Farm activists rejects the 9.6% minimum wage increase for farm, domestic workers

Minister of Labour Thulas Nxesi has increased the minimum wage for farmworker and domestic workers. Picture: Ntswe Mokoena

Minister of Labour Thulas Nxesi has increased the minimum wage for farmworker and domestic workers. Picture: Ntswe Mokoena

Published Feb 22, 2023

Share

Cape Town - Farm activists have rejected the announced increase in the minimum wage for farmworkers and domestic workers by 9.6% saying the ministry is not touched with reality.

Alvina Abrahams, a farmworker activist with the Farm Workers Association said the increase is still a little bit of money compared to the working and living conditions of workers.

Employment and Labour Minister Thulas Nxesi has raised the minimum wage for farmworkers and domestic workers with effect from March 1.

The increase will also cover workers employed in the expanded public works programme, learnership allowances, the cleaning sector, and wholesale and retail. The percentage increase for farmworkers and domestic workers will translate to R25.42 an hour, while the EPWP will be R13.97 for the same duration.

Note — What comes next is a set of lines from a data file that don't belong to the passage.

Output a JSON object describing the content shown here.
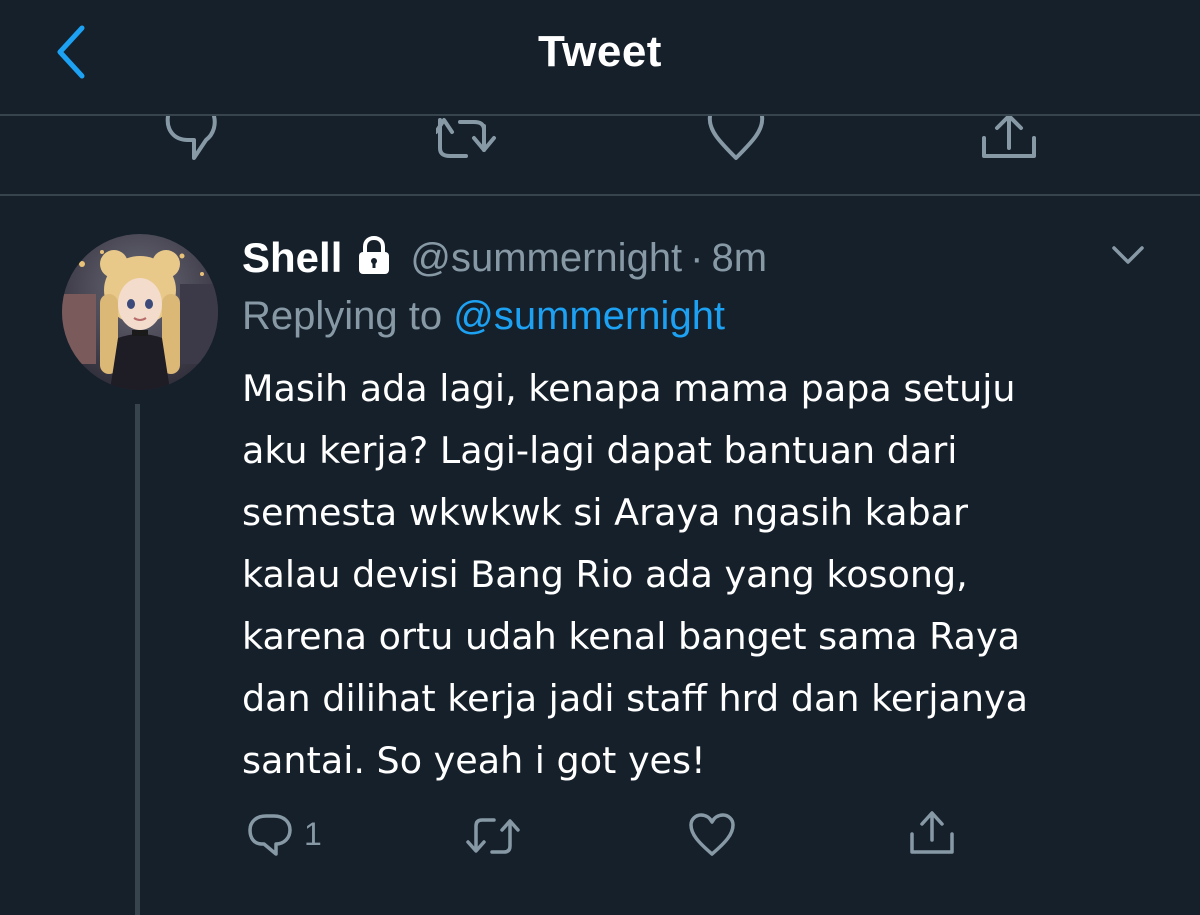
{
  "header": {
    "title": "Tweet",
    "back_icon": "chevron-left-icon",
    "accent_color": "#1da1f2"
  },
  "parent_actions": {
    "icons": [
      "reply-icon",
      "retweet-icon",
      "like-icon",
      "share-icon"
    ]
  },
  "reply": {
    "display_name": "Shell",
    "protected_icon": "lock-icon",
    "handle": "@summernight",
    "separator": "·",
    "time": "8m",
    "replying_prefix": "Replying to",
    "replying_to": "@summernight",
    "text": "Masih ada lagi, kenapa mama papa setuju\naku kerja? Lagi-lagi dapat bantuan dari\nsemesta wkwkwk si Araya ngasih kabar\nkalau devisi Bang Rio ada yang kosong,\nkarena ortu udah kenal banget sama Raya\ndan dilihat kerja jadi staff hrd dan kerjanya\nsantai. So yeah i got yes!",
    "reply_count": "1",
    "actions": [
      "reply-icon",
      "retweet-icon",
      "like-icon",
      "share-icon"
    ]
  },
  "colors": {
    "background": "#15202b",
    "border": "#38444d",
    "secondary_text": "#8899a6",
    "link": "#1da1f2"
  }
}
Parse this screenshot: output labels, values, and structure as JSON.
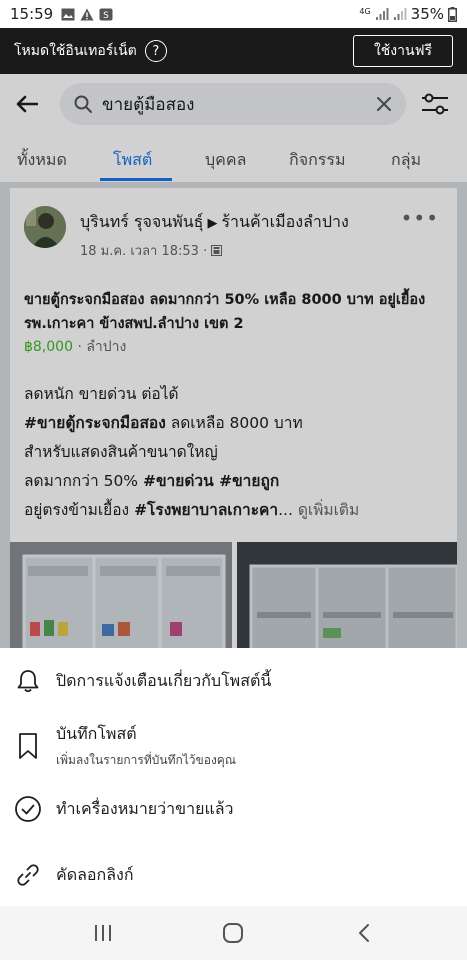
{
  "status_bar": {
    "time": "15:59",
    "network": "4G",
    "battery": "35%",
    "icons": [
      "image-icon",
      "warning-icon",
      "app-icon"
    ]
  },
  "free_mode": {
    "label": "โหมดใช้อินเทอร์เน็ต",
    "help": "?",
    "button": "ใช้งานฟรี"
  },
  "search": {
    "query": "ขายตู้มือสอง"
  },
  "tabs": [
    {
      "label": "ทั้งหมด",
      "active": false
    },
    {
      "label": "โพสต์",
      "active": true
    },
    {
      "label": "บุคคล",
      "active": false
    },
    {
      "label": "กิจกรรม",
      "active": false
    },
    {
      "label": "กลุ่ม",
      "active": false
    }
  ],
  "post": {
    "author": "บุรินทร์ รุจจนพันธุ์",
    "group": "ร้านค้าเมืองลำปาง",
    "time": "18 ม.ค. เวลา 18:53 ·",
    "title": "ขายตู้กระจกมือสอง ลดมากกว่า 50% เหลือ 8000 บาท อยู่เยื้อง รพ.เกาะคา ข้างสพป.ลำปาง เขต 2",
    "price": "฿8,000",
    "location": " · ลำปาง",
    "body": {
      "line1": "ลดหนัก ขายด่วน ต่อได้",
      "line2_tag": "#ขายตู้กระจกมือสอง",
      "line2_rest": " ลดเหลือ 8000 บาท",
      "line3": "สำหรับแสดงสินค้าขนาดใหญ่",
      "line4_pre": "ลดมากกว่า 50% ",
      "line4_tag1": "#ขายด่วน",
      "line4_tag2": " #ขายถูก",
      "line5_pre": "อยู่ตรงข้ามเยื้อง ",
      "line5_tag": "#โรงพยาบาลเกาะคา",
      "line5_ell": "...",
      "see_more": " ดูเพิ่มเติม"
    }
  },
  "sheet": {
    "items": [
      {
        "label": "ปิดการแจ้งเตือนเกี่ยวกับโพสต์นี้",
        "sub": "",
        "icon": "bell-icon"
      },
      {
        "label": "บันทึกโพสต์",
        "sub": "เพิ่มลงในรายการที่บันทึกไว้ของคุณ",
        "icon": "bookmark-icon"
      },
      {
        "label": "ทำเครื่องหมายว่าขายแล้ว",
        "sub": "",
        "icon": "check-circle-icon"
      },
      {
        "label": "คัดลอกลิงก์",
        "sub": "",
        "icon": "link-icon"
      }
    ]
  },
  "colors": {
    "accent": "#1877f2",
    "price": "#42b72a",
    "freebar": "#1a1a1a"
  }
}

Minister Nxesi said: “The National Minimum Wage Act was agreed to with the aim of protecting low-earning workers in South Africa and providing a platform for inequality reduction.”

The introduction of a minimum wage in South Africa was a significant labour market intervention that had benefited about 6 million workers.

He said these workers were generally unorganised and vulnerable, and without the introduction of the National Minimum Wage Act, they would have continued to endure exceedingly low wage levels and poverty.

This increase will benefit 892 000 domestic workers, who are mostly women, and 800 000 farmworkers. Cleaners in metropolitan areas will also receive R27.97, while the rest of the country will get R25.50.

Abrahams said the increase of the minimum wage is a disgrace for the farmworkers and the war to champion farmworkers’ rights was far from over.

She said with all the challenges that farmworkers are facing every day in the farms, the little money they have given them is not even enough to feed the cat in the house.

“Farmworkers continue to be abused by farm owners, working long hours in bad weather conditions and being paid peanuts, and there are many who are still not registered as employees and are being paid with a bottle of wine. We hope the labour ministry can also take a deep look at their working conditions,” said Alvina.